Ever wonder, sometimes, there aren't really clear causes of unhappiness or insufficiency. Whether we were living in the past or caught up in the future. Things always flow expeditiously. Lacking awareness, most of the time we aren't living the present.
A powerful book with scientific reasonings, precise descriptions of the practical approach without letting go of the art section. Modern mindfulness seamed as a rebranding approach of changing autopilot negative behaviors, empowers intuitions, discovery one true self, help in combating inner struggles-emotionally and psychologically-in kind and compassionate way A must-have book.
An excellent resource for everything concerning mindfulness and meditation for mental health, as well as helpful tips and activities for how to do it. Much of this I already knew from my masters studies, but it was helpful that everything was located in one book and it was clear and easy to read. I borrowed this from the library, but I will probably buy it to refer back to. I would definitely recommend if this is a practice you want to know more about.
A guide to mindfulness, which can be easier than we think. If you grab a fruit, picture where it came from, starting as a seed, traveling a journey to your home, and finally tasting it, heightening your sense of awareness and making you ask if you truly want to eat it, savoring it, and making it a great tasting fruit. Whether it is focusing on your breathing, savoring every bite, or becoming attentive to what you feel, mindfulness can be practiced everyday if you train and make a habit.
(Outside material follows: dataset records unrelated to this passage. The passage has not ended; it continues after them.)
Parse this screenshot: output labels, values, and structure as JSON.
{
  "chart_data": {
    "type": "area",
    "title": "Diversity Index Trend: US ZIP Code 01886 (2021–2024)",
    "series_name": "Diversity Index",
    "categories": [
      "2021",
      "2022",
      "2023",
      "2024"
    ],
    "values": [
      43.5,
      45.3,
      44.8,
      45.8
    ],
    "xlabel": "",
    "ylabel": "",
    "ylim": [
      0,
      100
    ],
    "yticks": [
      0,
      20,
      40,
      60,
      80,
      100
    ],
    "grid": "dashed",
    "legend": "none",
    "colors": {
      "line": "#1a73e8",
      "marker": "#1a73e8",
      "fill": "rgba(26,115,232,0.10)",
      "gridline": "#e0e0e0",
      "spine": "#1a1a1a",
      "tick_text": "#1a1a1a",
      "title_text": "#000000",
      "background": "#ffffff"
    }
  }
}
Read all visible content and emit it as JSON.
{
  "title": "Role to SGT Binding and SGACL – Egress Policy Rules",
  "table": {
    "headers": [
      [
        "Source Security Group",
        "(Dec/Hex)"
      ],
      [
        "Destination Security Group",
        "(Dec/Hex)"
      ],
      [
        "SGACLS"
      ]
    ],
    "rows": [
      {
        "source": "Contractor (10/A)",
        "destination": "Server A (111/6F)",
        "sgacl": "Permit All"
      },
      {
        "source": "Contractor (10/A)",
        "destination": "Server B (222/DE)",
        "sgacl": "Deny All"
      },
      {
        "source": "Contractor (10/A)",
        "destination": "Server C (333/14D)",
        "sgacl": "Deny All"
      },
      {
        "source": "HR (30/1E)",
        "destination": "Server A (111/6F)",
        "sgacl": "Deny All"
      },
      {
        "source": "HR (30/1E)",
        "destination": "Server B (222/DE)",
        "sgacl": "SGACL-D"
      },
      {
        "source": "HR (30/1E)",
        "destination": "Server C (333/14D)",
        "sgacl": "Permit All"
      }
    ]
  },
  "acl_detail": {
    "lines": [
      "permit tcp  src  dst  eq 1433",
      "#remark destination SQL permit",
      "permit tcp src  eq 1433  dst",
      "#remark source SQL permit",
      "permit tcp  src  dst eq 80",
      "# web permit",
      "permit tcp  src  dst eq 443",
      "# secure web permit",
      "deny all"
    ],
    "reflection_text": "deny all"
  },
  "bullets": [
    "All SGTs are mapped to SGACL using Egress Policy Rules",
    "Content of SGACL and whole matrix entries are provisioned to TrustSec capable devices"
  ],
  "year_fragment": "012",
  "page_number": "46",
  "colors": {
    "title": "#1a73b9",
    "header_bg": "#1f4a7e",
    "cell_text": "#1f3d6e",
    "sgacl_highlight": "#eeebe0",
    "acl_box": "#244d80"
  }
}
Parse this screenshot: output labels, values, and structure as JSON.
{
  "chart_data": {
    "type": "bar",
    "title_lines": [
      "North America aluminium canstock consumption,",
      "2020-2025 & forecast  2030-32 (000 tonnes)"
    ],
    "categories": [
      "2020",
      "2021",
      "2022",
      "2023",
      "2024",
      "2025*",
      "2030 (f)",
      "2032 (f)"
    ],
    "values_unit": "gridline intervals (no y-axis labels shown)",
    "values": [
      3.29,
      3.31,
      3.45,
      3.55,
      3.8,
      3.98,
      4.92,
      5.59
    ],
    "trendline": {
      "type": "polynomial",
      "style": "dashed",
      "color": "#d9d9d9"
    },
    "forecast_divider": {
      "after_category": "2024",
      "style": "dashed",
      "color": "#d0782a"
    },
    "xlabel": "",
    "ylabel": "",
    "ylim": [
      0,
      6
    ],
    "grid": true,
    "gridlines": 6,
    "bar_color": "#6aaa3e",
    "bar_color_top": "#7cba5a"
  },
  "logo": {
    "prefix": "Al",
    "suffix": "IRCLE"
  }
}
I did find some new things in this book such as CBT is a way to change your thoughts whereas mindfulness is changing your relationship with your thoughts. It is my intention for 2020 to continue to find a way to slow down my thoughts, improve my ability to respond rather than react and to grow my emotional intelligence both in my workspace and with my family. I did find this book to be rather repetitive and wonder if perhaps it could have been about half as long....
1) Focused Mindfulness vs Open Mindfulness - the latter being the awareness of all the happenings around us while keeping a open attitude to analyse & embrace the whole world of sounds, smells & warmth etc the senses (audio, smell, kinetic)
2) Practice self-kindness - when the world is full of people who self-hate or self-doubt.
3) “Pain is unavoidable. Suffering is optional” - by Haruki Murakami
amazing, speechless, this book has taught me so much and has made me re-think about myself and who i want to be- what i want to believe in- what i want to learn and contribute to society. I am currently practicing mindfulness and I have a daily-meditation goal I want to follow, this book has given me all the tools and a big part of me didn’t want it to end so soon!
Lots of great information about secular mindfulness, as well as the (somewhat limited) science being applied to it. The book was written at least 10 years ago, so the scientific data is even more limited than what you find now. That said, it all still holds true and the practices and reasons for practicing are all still totally valid and useful. Great for someone just diving into mindfulness.
It took me forever to finish this one and was not the most "exciting" book to read. But I loved the explanations rooted in science for why a mindfulness practice is so important, and a scholarly explanation for what factors can contribute to success or failure. Now I actually need to try and establish a regular mindfulness practice instead of just reading about it all the time...
I got a little bored with the extensive scientific talk in this book - I just skimmed the science portion and read more attentively the parts on art and practice.
For those interested in the basics of mindfulness meditation. Very concise and clear, it gives an overview of all the benefits you can reap from practicing this non religious, scientific based, meditation.